Extending indemnity to successful bidders of loan defaulting companies, Finance Minister Nirmala Sitharaman on Monday said the government will not launch any criminal proceedings against those who buy out a bankrupt company and no tax claim will be raised against them after implementation of a resolution plan.
Replying to the debate on a bill to amend the three-year-old Insolvency and Bankruptcy Code (IBC) in the Rajya Sabha, she said the government will implement in phases insolvency regulations for individuals including those who give personal guarantees for loans taken by defaulting companies.
The Insolvency and Bankruptcy Code (Amendment) Bill, 2019 makes it "binding on the government" that it will "not raise any further claim after resolution plan is approved," she said in her reply after which the House passed the legislation by a voice vote.
Under the IBC, loan defaulting companies are auctioned and successful bidder, called resolution applicant, takeover such firms after paying off an amount they had bid.
However, Sitharaman -- who is also the Corporate Affairs Minister -- said criminal matters will continue to be pursued against individuals of the loan defaulting companies.
"Criminal matters alone are proceeded against individuals, not a company. There will be no criminal proceeding against successful resolution applicant. There will be no criminal proceeding against successful resolution applicant for fraud by previous promoters," she said.
The IBC, she said, gives that comfort for all new bidders and they "need not now be scared" over taxmen coming after them for the faults of the earlier promoters.
"Once the resolution plan is accepted, the earlier promoter will be dealt with as individual for their criminality but not the new bidder who is trying to restore the company," she said.
On individual insolvency, Sitharaman said the rules and regulations in respect of personal guarantors to corporate debtors are ready.
"We would be operationalising them soon," she said. "Two other categories, proprietors and partnership firms, which also come under the realm... and other individuals will be done in a phased manner but we are making provisions for all of them."
On Congress leader Jairam Ramesh's query regarding successful bidder not paying to take over the defaulting firm, she said: "The regulation introduced on January 24, 2019, requires performance security before approval by the adjudicating authority."
"Criminal prosecution is also possible," she said. "So if somebody successfully claims that he can come up with a thing and bids for it, and later does not show up, criminal prosecution is permissible."
UK-based Liberty House was the highest bidder in several corporate insolvency cases including auto component maker Amtek Auto and Bhushan Power & Steel Ltd.
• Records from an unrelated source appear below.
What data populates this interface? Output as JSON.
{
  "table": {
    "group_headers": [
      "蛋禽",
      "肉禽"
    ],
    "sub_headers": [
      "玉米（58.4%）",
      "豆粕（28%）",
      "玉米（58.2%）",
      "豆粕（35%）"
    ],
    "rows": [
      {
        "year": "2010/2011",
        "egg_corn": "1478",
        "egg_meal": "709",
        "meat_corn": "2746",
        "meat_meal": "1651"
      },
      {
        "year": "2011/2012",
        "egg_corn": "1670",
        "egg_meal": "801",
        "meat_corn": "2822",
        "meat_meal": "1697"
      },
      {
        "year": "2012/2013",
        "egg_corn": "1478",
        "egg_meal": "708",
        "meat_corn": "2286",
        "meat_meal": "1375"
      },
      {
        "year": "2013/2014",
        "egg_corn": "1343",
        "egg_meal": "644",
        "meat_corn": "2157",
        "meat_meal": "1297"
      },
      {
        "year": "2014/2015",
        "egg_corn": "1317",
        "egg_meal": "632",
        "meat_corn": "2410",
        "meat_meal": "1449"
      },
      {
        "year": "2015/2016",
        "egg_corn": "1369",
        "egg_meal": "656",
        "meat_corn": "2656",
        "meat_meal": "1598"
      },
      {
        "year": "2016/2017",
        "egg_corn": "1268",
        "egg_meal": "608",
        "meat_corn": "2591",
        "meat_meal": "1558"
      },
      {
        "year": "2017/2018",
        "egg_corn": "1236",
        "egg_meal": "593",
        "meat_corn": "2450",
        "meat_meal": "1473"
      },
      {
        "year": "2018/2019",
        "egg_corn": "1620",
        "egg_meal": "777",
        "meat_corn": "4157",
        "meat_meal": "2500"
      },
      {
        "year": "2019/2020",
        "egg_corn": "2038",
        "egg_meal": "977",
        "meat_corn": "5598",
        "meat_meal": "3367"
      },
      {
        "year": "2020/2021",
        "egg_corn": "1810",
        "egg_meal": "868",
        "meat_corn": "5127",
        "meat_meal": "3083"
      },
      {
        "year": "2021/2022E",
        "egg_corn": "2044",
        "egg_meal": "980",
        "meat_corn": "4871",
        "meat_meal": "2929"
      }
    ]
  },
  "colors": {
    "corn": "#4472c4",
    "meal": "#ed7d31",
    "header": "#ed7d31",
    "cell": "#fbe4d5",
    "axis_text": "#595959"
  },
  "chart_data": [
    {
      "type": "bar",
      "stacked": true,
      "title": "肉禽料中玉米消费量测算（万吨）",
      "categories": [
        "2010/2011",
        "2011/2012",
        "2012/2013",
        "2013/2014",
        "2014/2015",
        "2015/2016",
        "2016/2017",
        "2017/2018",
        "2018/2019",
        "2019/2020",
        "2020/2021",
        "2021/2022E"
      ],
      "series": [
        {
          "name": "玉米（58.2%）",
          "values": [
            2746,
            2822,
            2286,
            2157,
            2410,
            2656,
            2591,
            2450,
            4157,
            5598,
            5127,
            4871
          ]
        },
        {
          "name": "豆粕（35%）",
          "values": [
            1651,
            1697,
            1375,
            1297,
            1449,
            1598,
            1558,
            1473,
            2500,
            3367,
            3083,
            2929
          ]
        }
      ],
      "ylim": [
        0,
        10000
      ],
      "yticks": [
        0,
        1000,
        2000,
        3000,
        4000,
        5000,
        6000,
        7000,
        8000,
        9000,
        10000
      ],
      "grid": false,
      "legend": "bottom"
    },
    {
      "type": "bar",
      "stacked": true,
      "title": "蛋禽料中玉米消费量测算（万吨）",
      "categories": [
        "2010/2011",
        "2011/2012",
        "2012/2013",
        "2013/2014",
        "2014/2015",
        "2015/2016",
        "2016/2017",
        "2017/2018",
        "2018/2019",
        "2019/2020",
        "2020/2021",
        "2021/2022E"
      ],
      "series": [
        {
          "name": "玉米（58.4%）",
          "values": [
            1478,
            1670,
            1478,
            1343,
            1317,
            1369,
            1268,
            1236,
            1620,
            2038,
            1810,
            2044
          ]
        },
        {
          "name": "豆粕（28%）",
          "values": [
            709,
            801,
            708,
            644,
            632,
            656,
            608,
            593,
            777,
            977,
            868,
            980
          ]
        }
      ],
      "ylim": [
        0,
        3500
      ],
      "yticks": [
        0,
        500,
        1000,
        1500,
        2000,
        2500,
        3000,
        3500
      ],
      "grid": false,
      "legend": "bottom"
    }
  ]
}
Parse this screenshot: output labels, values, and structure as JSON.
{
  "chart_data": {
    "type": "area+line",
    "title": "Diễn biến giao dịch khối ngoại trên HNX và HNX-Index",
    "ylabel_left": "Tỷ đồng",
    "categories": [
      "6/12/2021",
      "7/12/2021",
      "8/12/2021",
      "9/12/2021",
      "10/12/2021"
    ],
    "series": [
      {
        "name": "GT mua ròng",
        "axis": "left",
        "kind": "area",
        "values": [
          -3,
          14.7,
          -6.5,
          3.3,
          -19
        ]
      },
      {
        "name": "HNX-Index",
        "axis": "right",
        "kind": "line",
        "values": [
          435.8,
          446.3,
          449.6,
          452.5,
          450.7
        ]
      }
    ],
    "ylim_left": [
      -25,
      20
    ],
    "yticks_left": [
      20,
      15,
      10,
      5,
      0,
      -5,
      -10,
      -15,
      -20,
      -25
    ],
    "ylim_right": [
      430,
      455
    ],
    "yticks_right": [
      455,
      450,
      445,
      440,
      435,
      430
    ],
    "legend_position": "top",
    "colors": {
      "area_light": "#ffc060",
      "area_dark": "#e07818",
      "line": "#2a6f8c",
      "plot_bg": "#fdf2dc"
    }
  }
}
It, however, did not furnish the required bank guarantee after getting the approval of the respective Committee of Creditors and NCLT, delaying the resolution plan.
In some cases, the resolution professional has sought permission to invite fresh bids and exclusion of the timeframe from the previously mandated 270-day resolution period.
Sitharaman said the IBC has an over-riding effect on other legislation.
The Amendments to the three-year-old Insolvency and Bankruptcy Code (IBC), provide clarity about preference to secured lenders over operational creditors and give lenders explicitly authority over distribution of proceeds of an auction of loan defaulting companies.
It gives committee of creditors of a loan defaulting company explicit authority over the distribution of proceeds in the resolution process and fixes firm timeline of 330 days for resolving cases referred to the IBC.
"The amendments were always brought in as a response to what was developing outside of Parliament where industries, creditors, courts, all of them were using the IBC to give solutions but there were greater, newer challenges which were coming up," she said.
She referred to the Essar Steel insolvency case where the lenders and operational creditors have been treated at par by the bankruptcy court for distribution of auction proceeds.
The National Company Law Appellate Tribunal (NCLAT) had recently ruled in the Essar Steel Ltd's case that the Committee of Creditors (CoC) had no role in the distribution of claims, and brought lenders (financial creditors) and vendors (operational creditors) on a par.
The government is amending IBC as "such very serious interpretative problems were coming," she said referring to the Essar Steel insolvency case.
The interpretation of the IBC by bankruptcy courts in treating secured creditors such as banks lending money to the company and operational creditors like suppliers at par "defeated the purpose and also the spirit of the Act," she said.
The amendment now equates distribution of amounts under a resolution plan with the manner it's allowed in case of liquidation, maintaining the hierarchy of lenders. The change will be retrospective, making it applicable for ongoing cases.
The minister said a total of 6,079 cases were disposed of even before admission in IBC, redressing Rs 2.84 lakh crore. As of June 30, 2,157 cases were admitted under Corporate Insolvency Resolution Process (CIRP), of which 117 have been resolved, realising Rs 1.24 lakh crore.
On hair cut being taken by lenders in insolvency cases, she said financial creditors have got 43 per cent of their claim but 108 per cent of the liquidation value.